Graduate student Tonia Ko composes a soaring career


Matt Dine/Provided
Award-winning composer and Cornell graduate student Tonia Ko.

Graduate student Tonia Ko’s career as a young composer and artist has hit a new level, with several recent international honors, concert commissions and performance premieres, including a piece performed on bubble wrap.

Ko, 26, was one of nine recipients of the 63rd annual BMI Student Composer Awards, held May 18 in New York City. The winners ranged in age from 14 to 26.

“It’s something I applied to for many years,” Ko said. Her winning entry, “Blue Skin of the Sea,” was a solo for marimba written for Michael Compitello, director of percussion at Cornell.

Within days of the awards ceremony, two of Ko’s pieces premiered at Cornell during the eighth annual Mayfest, an international chamber music festival hosted by the Department of Music – “Gone Flying” for clarinet, viola, cello and bass; and “Before Color” for the Ithaca Children’s Choir.

And that was just May.

In April, Young Concert Artists named her a 2015-17 composer-in-residence. The residency includes a commission to write a new work for pianist Daniel Lebhardt, to premiere during his recital debuts in the Young Concert Artists Series (YCAS) in New York City and at the Kennedy Center in Washington, D.C., in early 2016, and a second commission for a work to premiere in the 2016-17 YCAS season.

“It was a little overwhelming, getting commissions and awards all at once – I was also studying for my doctoral A-exams, which I passed May 11,” Ko said. “But at the same time – and I always talk to my colleagues about this – being an artist or a musician, you get these periods where you feel like there’s nothing happening.
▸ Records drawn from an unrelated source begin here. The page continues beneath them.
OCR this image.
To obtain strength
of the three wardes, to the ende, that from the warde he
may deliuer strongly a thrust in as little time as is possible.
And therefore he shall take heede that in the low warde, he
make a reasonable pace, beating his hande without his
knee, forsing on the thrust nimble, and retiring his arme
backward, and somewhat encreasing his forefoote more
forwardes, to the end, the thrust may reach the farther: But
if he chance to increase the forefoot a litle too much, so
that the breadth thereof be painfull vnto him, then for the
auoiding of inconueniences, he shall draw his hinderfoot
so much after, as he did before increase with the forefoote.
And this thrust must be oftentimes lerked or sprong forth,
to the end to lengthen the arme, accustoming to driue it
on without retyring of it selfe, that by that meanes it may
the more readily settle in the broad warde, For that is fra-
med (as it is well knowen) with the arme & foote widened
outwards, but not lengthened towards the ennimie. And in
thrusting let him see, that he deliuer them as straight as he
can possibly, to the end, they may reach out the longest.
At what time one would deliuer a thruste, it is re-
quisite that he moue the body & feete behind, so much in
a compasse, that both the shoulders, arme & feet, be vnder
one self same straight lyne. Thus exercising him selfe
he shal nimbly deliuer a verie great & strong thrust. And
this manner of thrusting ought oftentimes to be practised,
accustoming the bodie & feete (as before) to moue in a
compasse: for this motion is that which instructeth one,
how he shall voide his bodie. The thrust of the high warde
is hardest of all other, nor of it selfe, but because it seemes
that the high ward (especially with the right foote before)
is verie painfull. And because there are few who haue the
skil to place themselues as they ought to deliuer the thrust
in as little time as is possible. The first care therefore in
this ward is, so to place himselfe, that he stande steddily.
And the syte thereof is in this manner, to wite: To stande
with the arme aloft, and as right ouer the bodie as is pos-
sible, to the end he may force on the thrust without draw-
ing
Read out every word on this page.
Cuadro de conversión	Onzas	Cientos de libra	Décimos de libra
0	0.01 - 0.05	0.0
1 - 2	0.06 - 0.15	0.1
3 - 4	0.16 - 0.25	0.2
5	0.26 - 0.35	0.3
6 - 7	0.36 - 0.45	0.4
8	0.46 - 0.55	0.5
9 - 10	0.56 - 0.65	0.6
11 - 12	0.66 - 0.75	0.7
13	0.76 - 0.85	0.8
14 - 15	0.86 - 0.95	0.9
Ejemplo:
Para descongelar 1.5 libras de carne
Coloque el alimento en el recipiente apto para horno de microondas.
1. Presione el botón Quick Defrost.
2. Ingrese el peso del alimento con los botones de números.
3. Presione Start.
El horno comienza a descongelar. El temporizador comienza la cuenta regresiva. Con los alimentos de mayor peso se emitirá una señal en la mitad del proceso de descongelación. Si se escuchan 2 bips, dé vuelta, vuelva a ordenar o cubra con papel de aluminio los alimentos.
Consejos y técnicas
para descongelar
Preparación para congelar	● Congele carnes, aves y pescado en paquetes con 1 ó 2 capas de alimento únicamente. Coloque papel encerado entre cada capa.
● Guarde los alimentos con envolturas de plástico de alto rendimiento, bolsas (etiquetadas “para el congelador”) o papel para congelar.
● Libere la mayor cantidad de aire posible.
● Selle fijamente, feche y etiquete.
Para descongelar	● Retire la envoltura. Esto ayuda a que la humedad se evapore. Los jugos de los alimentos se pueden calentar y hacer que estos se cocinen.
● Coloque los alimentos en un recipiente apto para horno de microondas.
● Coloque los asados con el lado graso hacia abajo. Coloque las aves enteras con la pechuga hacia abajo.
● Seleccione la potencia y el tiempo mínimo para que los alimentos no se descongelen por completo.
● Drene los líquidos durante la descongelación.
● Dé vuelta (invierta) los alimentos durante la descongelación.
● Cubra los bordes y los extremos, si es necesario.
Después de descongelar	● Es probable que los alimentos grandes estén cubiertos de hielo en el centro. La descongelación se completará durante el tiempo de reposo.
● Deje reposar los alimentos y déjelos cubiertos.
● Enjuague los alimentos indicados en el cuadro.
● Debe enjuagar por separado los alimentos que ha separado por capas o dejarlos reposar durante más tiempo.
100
I tend to try to keep blinders on when I’m working and not worry about the outside validations.”

Ko was born in Hong Kong and raised in Honolulu. “Nobody in my family is a musician, which I guess is a bit out of the ordinary for a music student like me,” she said. “I did piano, sang in choir for many years and also had a little stint of playing viola in my high school orchestra. Basically by age 15 I just decided I was going to be a composer.”

She wrote music for a poem that a friend in choir wanted to sing, and “suddenly I was ambitious, so I decided to write a piece for my high school string orchestra,” she said. “I sort of figured out how to do it.”

Encouraged by her orchestra conductor to take composition lessons before college, she studied with a professor at the University of Hawaii before attending Eastman School of Music in Rochester, New York, as an undergraduate and earning a master’s degree at Indiana University. She has studied for a Doctor of Musical Arts in composition at Cornell since 2012 with Steven Stucky and Kevin Ernste, and was assistant conductor of the Cornell Symphony Orchestra 2014-15. Her other honors include a Charles Ives Scholarship in 2013 from the American Academy of Arts and Letters.

“Both Steve Stucky and Professor Ernste have been very supportive in letting me do what I do, and giving me a bit of career guidance as I transition from being a student to being a professional,” Ko said.

“The biggest thing for me coming to Cornell was entering into a very flexible program where I have the space and time to really pursue not only my musical interests but my outside interest in visual arts and bring them together. I also draw and paint, and I discovered that working with bubble wrap is a bridge that links music and visual art.”

She and Compitello conceived of “Breath, Contained,” a piece for bubble wrap and electronics. She applied for a Cornell Council for the Arts grant to present it, and collaborated on a performance with the visiting Sandbox Percussion ensemble.

“We just did a big quintet version in the Sibley Dome back in March,” Ko said. “I was thinking about transparency and musical gestures. It’s very visual.”